Although Bourdieu does not discuss television in his magisterial work, Distinctions (1984), it does not take much imagination to extend his analysis. He writes in his opening pages that taste (cultural capital) functions as a marker of social class; therefore, different preferences (such as watching television violence or not) can be used to situate a person hierarchically. According to this system, an attack on the most popular medium, on television and especially its violent content, would also be an attack by the dominant class on the habitus of the dominated. To reconfirm social distinctions and maintain exclusivity, members of the dominant class need only profess an opposition to television violence. (Ironically, Bourdieu, mustering all the trappings of a French intellectual, himself attacked television in a series of lectures published in English in 1998, calling the medium "a threat to political life and to democracy itself.")

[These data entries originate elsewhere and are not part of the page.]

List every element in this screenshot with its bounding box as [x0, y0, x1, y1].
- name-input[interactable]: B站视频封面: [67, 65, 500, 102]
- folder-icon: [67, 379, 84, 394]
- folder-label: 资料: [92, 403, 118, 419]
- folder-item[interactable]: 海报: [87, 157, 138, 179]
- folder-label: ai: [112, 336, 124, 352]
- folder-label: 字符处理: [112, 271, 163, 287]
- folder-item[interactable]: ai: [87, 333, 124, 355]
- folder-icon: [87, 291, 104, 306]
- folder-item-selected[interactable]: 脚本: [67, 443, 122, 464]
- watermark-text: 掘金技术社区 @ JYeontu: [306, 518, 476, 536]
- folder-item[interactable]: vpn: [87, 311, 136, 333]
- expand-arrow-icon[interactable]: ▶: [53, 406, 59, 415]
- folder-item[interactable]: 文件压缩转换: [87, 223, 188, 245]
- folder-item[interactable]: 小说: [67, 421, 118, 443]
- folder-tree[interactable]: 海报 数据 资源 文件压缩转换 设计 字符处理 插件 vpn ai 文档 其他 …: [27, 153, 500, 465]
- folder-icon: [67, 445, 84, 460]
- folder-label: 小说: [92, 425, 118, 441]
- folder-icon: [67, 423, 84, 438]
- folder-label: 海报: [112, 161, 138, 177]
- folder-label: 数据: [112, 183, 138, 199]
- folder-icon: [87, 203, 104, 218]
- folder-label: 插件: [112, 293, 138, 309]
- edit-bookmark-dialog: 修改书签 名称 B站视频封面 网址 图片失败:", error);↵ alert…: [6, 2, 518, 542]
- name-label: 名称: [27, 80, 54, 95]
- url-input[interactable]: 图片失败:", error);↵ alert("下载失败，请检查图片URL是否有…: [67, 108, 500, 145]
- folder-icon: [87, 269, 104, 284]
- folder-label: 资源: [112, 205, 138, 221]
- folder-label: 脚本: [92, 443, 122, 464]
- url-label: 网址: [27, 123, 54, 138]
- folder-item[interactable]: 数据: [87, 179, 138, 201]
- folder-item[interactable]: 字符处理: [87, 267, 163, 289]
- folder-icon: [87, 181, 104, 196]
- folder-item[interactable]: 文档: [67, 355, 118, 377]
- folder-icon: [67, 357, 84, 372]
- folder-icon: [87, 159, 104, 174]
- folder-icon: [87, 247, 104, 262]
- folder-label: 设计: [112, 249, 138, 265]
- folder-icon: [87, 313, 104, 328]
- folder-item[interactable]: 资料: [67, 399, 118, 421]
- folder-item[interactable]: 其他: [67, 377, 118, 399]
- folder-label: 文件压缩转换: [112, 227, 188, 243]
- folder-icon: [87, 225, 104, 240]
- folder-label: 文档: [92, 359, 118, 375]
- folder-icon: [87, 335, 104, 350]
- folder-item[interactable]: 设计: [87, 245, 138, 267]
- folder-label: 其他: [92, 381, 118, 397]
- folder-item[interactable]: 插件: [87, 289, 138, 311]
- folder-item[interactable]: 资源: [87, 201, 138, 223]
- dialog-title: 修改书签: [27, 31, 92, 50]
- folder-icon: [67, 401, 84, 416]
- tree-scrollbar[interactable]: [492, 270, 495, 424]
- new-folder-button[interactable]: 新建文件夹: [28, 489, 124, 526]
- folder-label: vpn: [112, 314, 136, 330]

In the derisive vocabulary of this dominant class, violent content is delivered via the "mass media." This term is used so much that it seems unremarkable, but repetition has concealed its derogatory nature. Programming is not received by an undifferentiated horde; it is received by individuals. In fact, there is no mass, there are no masses. As the cultural critic Raymond Williams wrote in 1958, "The masses are always the others, whom we don’t know, and can’t know....Masses are other people. There are in fact no masses; there are only ways of seeing people as masses." When dominant Americans chastise the nonexistent phenomena of the "masses" and their "mass medium" of television, with its evil content, what they are really endeavoring is to disparage and suppress the culture of dominated Americans.

The class nature of this conflict is evident in the string of congressional hearings that have addressed television violence. Consider the five such congressional hearings held between 1988 and 1995. Of the 36 non-industry witnesses who testified against television violence, only seven were women. None was black or Hispanic. The 29 white males were identified as presidents, professors, directors, representatives, senators, senior scientists, and other distinguished titles that suggested they were well advanced in their careers. It is this patrician sector of society that for reasons of its own leads the attack on rowdy television violence.

The means by which one enters into society’s dominant segment, and in doing so learns to affect reproachful views on television violence, is the academy. The general veneration that greets the academy is a sign of its near-sacred station and of the importance of its role in, as Bourdieu would view it, the reproduction of the dominant class and its habitus. Although the rewards of academics are middling in terms of financial capital, the cultural capital they accrue cannot be surpassed. To have a college degree -- only about one-quarter of American adults do -- is to have the credential of the dominant; not to have a college degree is to remain forever among the dominated.

Academics strive to regard television with condescension or an affected indifference. "A studied, conspicuous ignorance about television," communication professor Ellen Seiter wrote in 1996, "is a mark of distinction (like all distinctions, it is valued because it is so difficult to maintain)." Professors’ general attitude toward television becomes more pointed when the topic of television violence is discussed; they are quick to assert piously that television is dangerously violent. Among college communication teachers, two-thirds of a 1991 sample of 486 instructors agreed that television "increased aggressive behavior." Of 68 scholars who had published papers or reports specifically on television’s effects, 80 percent concurred that television violence produced aggressiveness.

Professors researching television’s effects, therefore, seem to occupy a doubly honored position. Not only are they, like their colleagues, performing the crucial service of reproducing the dominant classes, but they also are breathing life into a key issue in the struggle between the dominant and the dominated. They may devote their entire careers to demonstrating the dangers of television violence and are bound to receive approbation from the dominant class as a result. No wonder the position of television effects researcher has proven so attractive.